The app runs on Vercel. Authentication, database, private file storage and background functions use Supabase. AI moderation, vision and image generation are routed through the Vercel AI Gateway and may involve providers such as OpenAI and Black Forest Labs. We configure AI use so that prompts and photos are not used to train provider models where contractually available.

6. Children and safety

Children use Malbuch only through profiles controlled by a parent or legal guardian. Parent verification, parent PINs, device trust, keyword filters and AI-assisted moderation help prevent unsafe use. Kids Mode contains no advertising and no behavioral targeting of children.

7. Cookies, analytics, payments and emails

We use strictly necessary cookies and local storage for login, language, parent security features and the cookie notice. Vercel Analytics provides cookieless page-view statistics. Payments and subscriptions are handled by Stripe. Optional onboarding, recap and win-back emails require consent and double opt-in; every non-essential email includes an unsubscribe link. The actual SMTP provider must be documented before launch.
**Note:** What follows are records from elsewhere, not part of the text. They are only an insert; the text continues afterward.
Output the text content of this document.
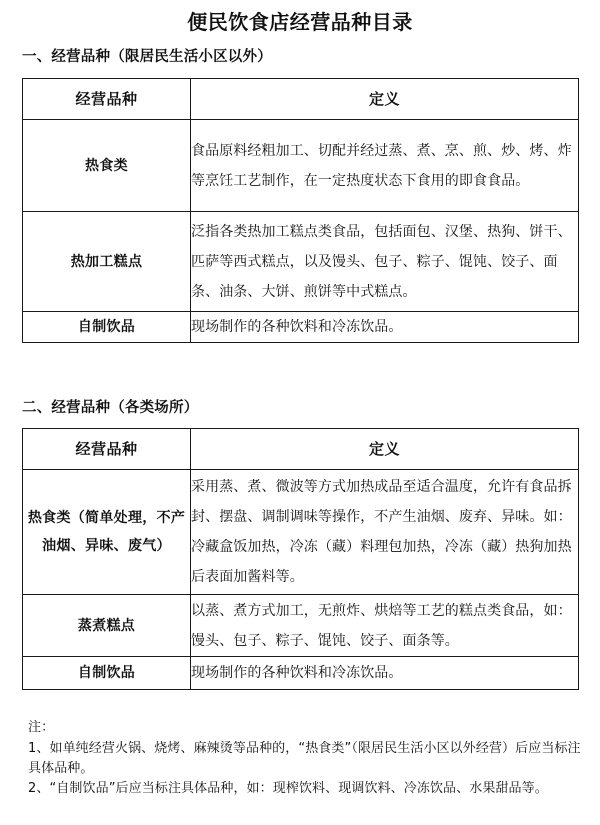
便民饮食店经营品种目录
一、经营品种（限居民生活小区以外）
经营品种	定义
热食类	食品原料经粗加工、切配并经过蒸、煮、烹、煎、炒、烤、炸等烹饪工艺制作，在一定热度状态下食用的即食食品。
热加工糕点	泛指各类热加工糕点类食品，包括面包、汉堡、热狗、饼干、匹萨等西式糕点，以及馒头、包子、粽子、馄饨、饺子、面条、油条、大饼、煎饼等中式糕点。
自制饮品	现场制作的各种饮料和冷冻饮品。
二、经营品种（各类场所）
经营品种	定义
热食类（简单处理，不产油烟、异味、废气）	采用蒸、煮、微波等方式加热成品至适合温度，允许有食品拆封、摆盘、调制调味等操作，不产生油烟、废弃、异味。如：冷藏盒饭加热，冷冻（藏）料理包加热，冷冻（藏）热狗加热后表面加酱料等。
蒸煮糕点	以蒸、煮方式加工，无煎炸、烘焙等工艺的糕点类食品，如：馒头、包子、粽子、馄饨、饺子、面条等。
自制饮品	现场制作的各种饮料和冷冻饮品。
注：
1、如单纯经营火锅、烧烤、麻辣烫等品种的，“热食类”（限居民生活小区以外经营）后应当标注具体品种。
2、“自制饮品”后应当标注具体品种，如：现榨饮料、现调饮料、冷冻饮品、水果甜品等。
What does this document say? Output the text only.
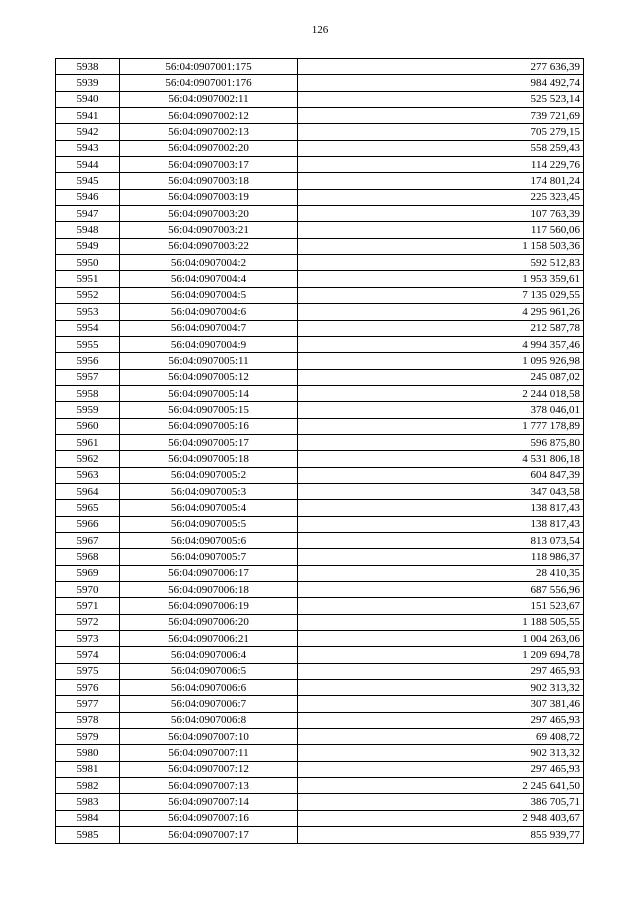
126
5938	56:04:0907001:175	277 636,39
5939	56:04:0907001:176	984 492,74
5940	56:04:0907002:11	525 523,14
5941	56:04:0907002:12	739 721,69
5942	56:04:0907002:13	705 279,15
5943	56:04:0907002:20	558 259,43
5944	56:04:0907003:17	114 229,76
5945	56:04:0907003:18	174 801,24
5946	56:04:0907003:19	225 323,45
5947	56:04:0907003:20	107 763,39
5948	56:04:0907003:21	117 560,06
5949	56:04:0907003:22	1 158 503,36
5950	56:04:0907004:2	592 512,83
5951	56:04:0907004:4	1 953 359,61
5952	56:04:0907004:5	7 135 029,55
5953	56:04:0907004:6	4 295 961,26
5954	56:04:0907004:7	212 587,78
5955	56:04:0907004:9	4 994 357,46
5956	56:04:0907005:11	1 095 926,98
5957	56:04:0907005:12	245 087,02
5958	56:04:0907005:14	2 244 018,58
5959	56:04:0907005:15	378 046,01
5960	56:04:0907005:16	1 777 178,89
5961	56:04:0907005:17	596 875,80
5962	56:04:0907005:18	4 531 806,18
5963	56:04:0907005:2	604 847,39
5964	56:04:0907005:3	347 043,58
5965	56:04:0907005:4	138 817,43
5966	56:04:0907005:5	138 817,43
5967	56:04:0907005:6	813 073,54
5968	56:04:0907005:7	118 986,37
5969	56:04:0907006:17	28 410,35
5970	56:04:0907006:18	687 556,96
5971	56:04:0907006:19	151 523,67
5972	56:04:0907006:20	1 188 505,55
5973	56:04:0907006:21	1 004 263,06
5974	56:04:0907006:4	1 209 694,78
5975	56:04:0907006:5	297 465,93
5976	56:04:0907006:6	902 313,32
5977	56:04:0907006:7	307 381,46
5978	56:04:0907006:8	297 465,93
5979	56:04:0907007:10	69 408,72
5980	56:04:0907007:11	902 313,32
5981	56:04:0907007:12	297 465,93
5982	56:04:0907007:13	2 245 641,50
5983	56:04:0907007:14	386 705,71
5984	56:04:0907007:16	2 948 403,67
5985	56:04:0907007:17	855 939,77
8. Service providers and transfers

Recipients may include Vercel, Supabase, Stripe, Google for Google sign-in, AI model providers such as OpenAI and Black Forest Labs, and the configured email provider. Where required, we use data processing agreements. International transfers rely on adequacy decisions, standard contractual clauses or other safeguards under Art. 44 et seq. GDPR.

9. Retention

Account data is kept while the account exists and afterwards only as required by law or legitimate evidence needs. Unsaved generated images are deleted after 90 days. Saved images and child profiles stay until you delete them or close the account. Original uploaded photos are deleted after generation or failure. Billing and tax records may be retained for up to 10 years.

10. Your rights

You have rights of access, rectification, erasure, restriction, data portability, objection and withdrawal of consent under the GDPR. You may also lodge a complaint with a data protection authority. Contact us using the address in the imprint.

11. Automated decisions and changes

We do not make automated decisions with legal effect under Art. 22 GDPR. Automated moderation may block individual prompts for child safety. We update this policy when features, providers, legal requirements or processing activities change.